Mesmo não estando lá fiquei sabendo que viram um sapo, e até agora fico imaginando o desespero das meninas, em foco a Maria Clara vendo o tal bicho, o bom foi que lá eles fizeram amizade com um pessoal de outra escola. Enquanto isso, lá em cima ao som de Jamil e uma noites, que o Lucas se revelou, extremamente empolgado, cantando tchau, i have to go now. Depois veio Sou praieiro, a música não havia nem começado e junto a mim, o preto começou a fazer a coreografia, o problema é que ficamos feito bobos, no meio de todo mundo, dançando sozinhos. Descíamos até o chão, requebrávamos feito loucos, muito envergonhados, mas não deixávamos de cair no ritmo da música. Nesse mesmo dia, as meninas da sétima deram uma enturmada com a gente. Entraram na nossa roda, Bê, Bruna e Letícia. Ainda lembro dos passos quando "Saia e BicicletinhaBeatrixxxxx, e ela falou: Não, não é Beatriz.
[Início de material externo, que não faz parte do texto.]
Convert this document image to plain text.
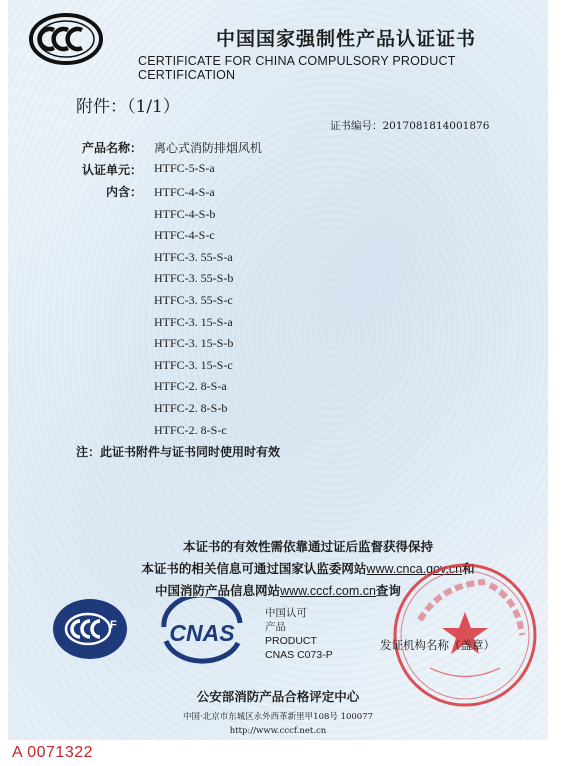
中国国家强制性产品认证证书
CERTIFICATE FOR CHINA COMPULSORY PRODUCT CERTIFICATION
附件：（1/1）
证书编号：2017081814001876
产品名称： 离心式消防排烟风机
认证单元： HTFC-5-S-a
内含： HTFC-4-S-a
HTFC-4-S-b
HTFC-4-S-c
HTFC-3. 55-S-a
HTFC-3. 55-S-b
HTFC-3. 55-S-c
HTFC-3. 15-S-a
HTFC-3. 15-S-b
HTFC-3. 15-S-c
HTFC-2. 8-S-a
HTFC-2. 8-S-b
HTFC-2. 8-S-c
注：此证书附件与证书同时使用时有效
本证书的有效性需依靠通过证后监督获得保持
本证书的相关信息可通过国家认监委网站www.cnca.gov.cn和
中国消防产品信息网站www.cccf.com.cn查询
F CNAS
中国认可
产品
PRODUCT
CNAS C073-P
发证机构名称（盖章）
公安部消防产品合格评定中心
中国·北京市东城区永外西革新里甲108号 100077
http://www.cccf.net.cn
A 0071322
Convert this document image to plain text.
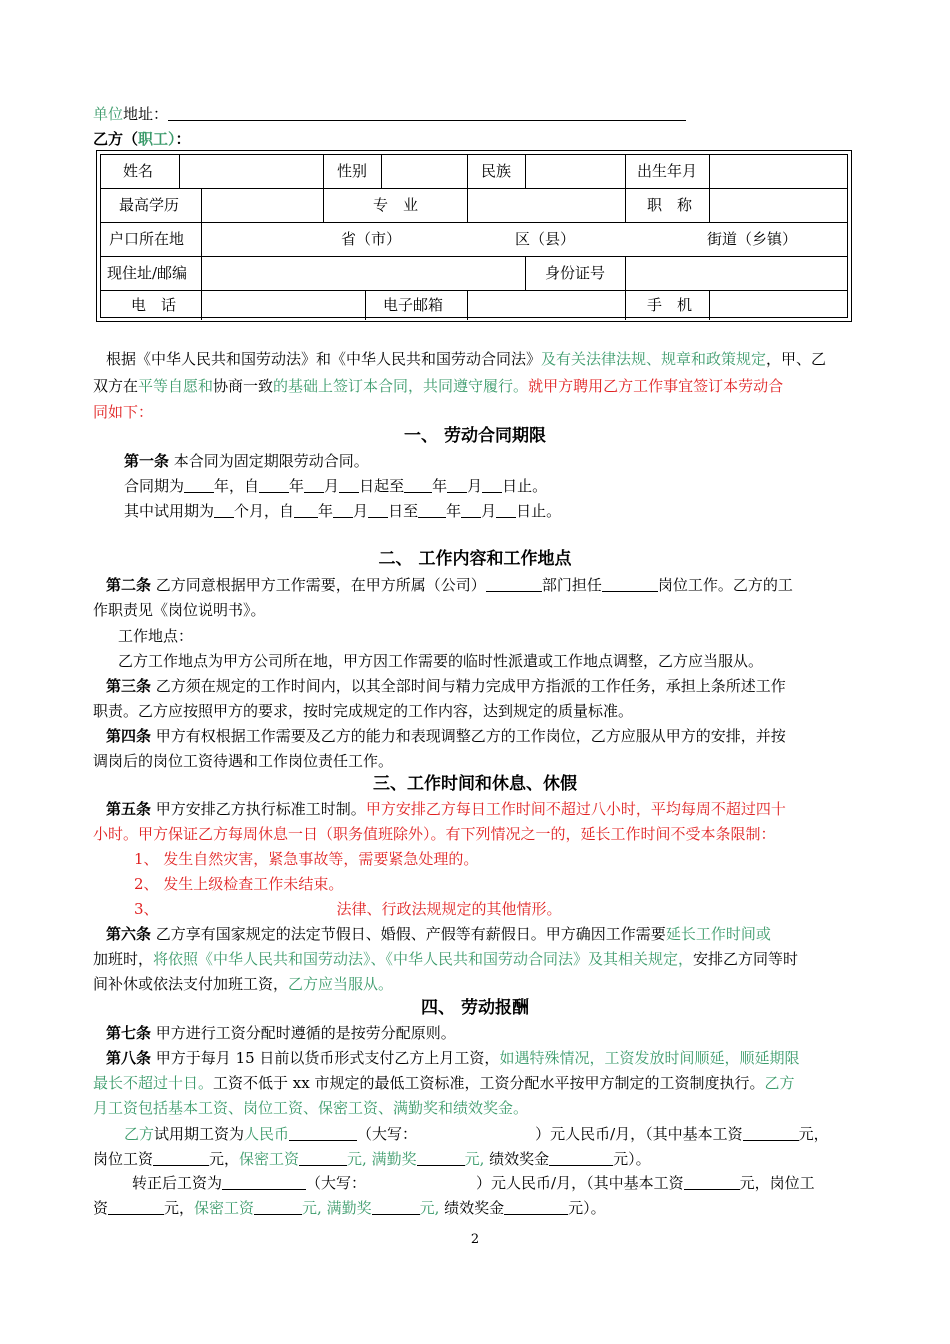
单位地址：
乙方（职工）：
姓名	性别	民族	出生年月
最高学历	专　业	职　称
户口所在地	省（市）	区（县）	街道（乡镇）
现住址/邮编	身份证号
电　话	电子邮箱	手　机
根据《中华人民共和国劳动法》和《中华人民共和国劳动合同法》及有关法律法规、规章和政策规定，甲、乙
双方在平等自愿和协商一致的基础上签订本合同，共同遵守履行。就甲方聘用乙方工作事宜签订本劳动合
同如下：
一、 劳动合同期限
第一条 本合同为固定期限劳动合同。
合同期为 年，自 年 月 日起至 年 月 日止。
其中试用期为 个月，自 年 月 日至 年 月 日止。
二、 工作内容和工作地点
第二条 乙方同意根据甲方工作需要，在甲方所属（公司）	部门担任	岗位工作。乙方的工
作职责见《岗位说明书》。
工作地点：
乙方工作地点为甲方公司所在地，甲方因工作需要的临时性派遣或工作地点调整，乙方应当服从。
第三条 乙方须在规定的工作时间内，以其全部时间与精力完成甲方指派的工作任务，承担上条所述工作
职责。乙方应按照甲方的要求，按时完成规定的工作内容，达到规定的质量标准。
第四条 甲方有权根据工作需要及乙方的能力和表现调整乙方的工作岗位，乙方应服从甲方的安排，并按
调岗后的岗位工资待遇和工作岗位责任工作。
三、工作时间和休息、休假
第五条 甲方安排乙方执行标准工时制。甲方安排乙方每日工作时间不超过八小时，平均每周不超过四十
小时。甲方保证乙方每周休息一日（职务值班除外）。有下列情况之一的，延长工作时间不受本条限制：
1、 发生自然灾害，紧急事故等，需要紧急处理的。
2、 发生上级检查工作未结束。
3、	法律、行政法规规定的其他情形。
第六条 乙方享有国家规定的法定节假日、婚假、产假等有薪假日。甲方确因工作需要延长工作时间或
加班时，将依照《中华人民共和国劳动法》、《中华人民共和国劳动合同法》及其相关规定，安排乙方同等时
间补休或依法支付加班工资，乙方应当服从。
四、 劳动报酬
第七条 甲方进行工资分配时遵循的是按劳分配原则。
第八条 甲方于每月 15 日前以货币形式支付乙方上月工资，如遇特殊情况，工资发放时间顺延，顺延期限
最长不超过十日。工资不低于 xx 市规定的最低工资标准，工资分配水平按甲方制定的工资制度执行。乙方
月工资包括基本工资、岗位工资、保密工资、满勤奖和绩效奖金。
乙方试用期工资为人民币	（大写：	）元人民币/月，（其中基本工资	元，
岗位工资	元，保密工资	元, 满勤奖	元, 绩效奖金	元）。
转正后工资为	（大写：	）元人民币/月，（其中基本工资	元，岗位工
资	元，保密工资	元, 满勤奖	元, 绩效奖金	元）。
2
Com o som do final do nome dela "reduzindo os s transformados em x". Acabou a festa, e o pessoal que estava comigo ficou sentado mais uns minutos falando mal dos outros, revelando o que pensávamos, retornando ao quarto, no sinal de recolher. Ainda nessa noite, brincamos de mímica no nosso quarto (masculino). Quer dizer, apenas o pessoal que dançou na festa, porque os outros dormiam se preparando para os jogos seguintes. Aquela noite foi mais agitada, com rápidas guerras de travesseiros.
Agora vou falar, um pouco do quarto feminino. As meninas mais lindas desse país, ficaram 3 noites em uma biblioteca. Nesse local rodeado por livros, elas foram dormir 1:30, porque ficaram falando mal de todo mundo, expondo o que cada uma pensa da outra, tiveram que ver o pijama da Irmã Antônia (que eu não vi, mas falaram que é engraçado), tiveram que aguentar a treinadora do Palomar, que ficava ao lado do quarto delas, roncando demaaais. Sofreram também, com o sério problema de gases com o filha da nossa técnica, a Fernanda. Ficaram apavoradas também, ao lembrar das cigarras que jogamos pelo quarto, já que o campus era cheio delas, e por ser hallowen, precisávamos de uma travessura. Naquela biblioteca, o clima estava um pouco tenso, porque a Marina tinha brigado com a Maria Clara por ciúmes, ficou o dia todo sem falar com ela, e uma fazia cara de bosta pra outra. Enfim, são mesmo muitas história. Mas ainda temos mais dois dias pela frente, e a volta pra casa. Até lá.
Beijos de um louco,
Victor
[ CONTINUA ]
eu vou matar vc!!!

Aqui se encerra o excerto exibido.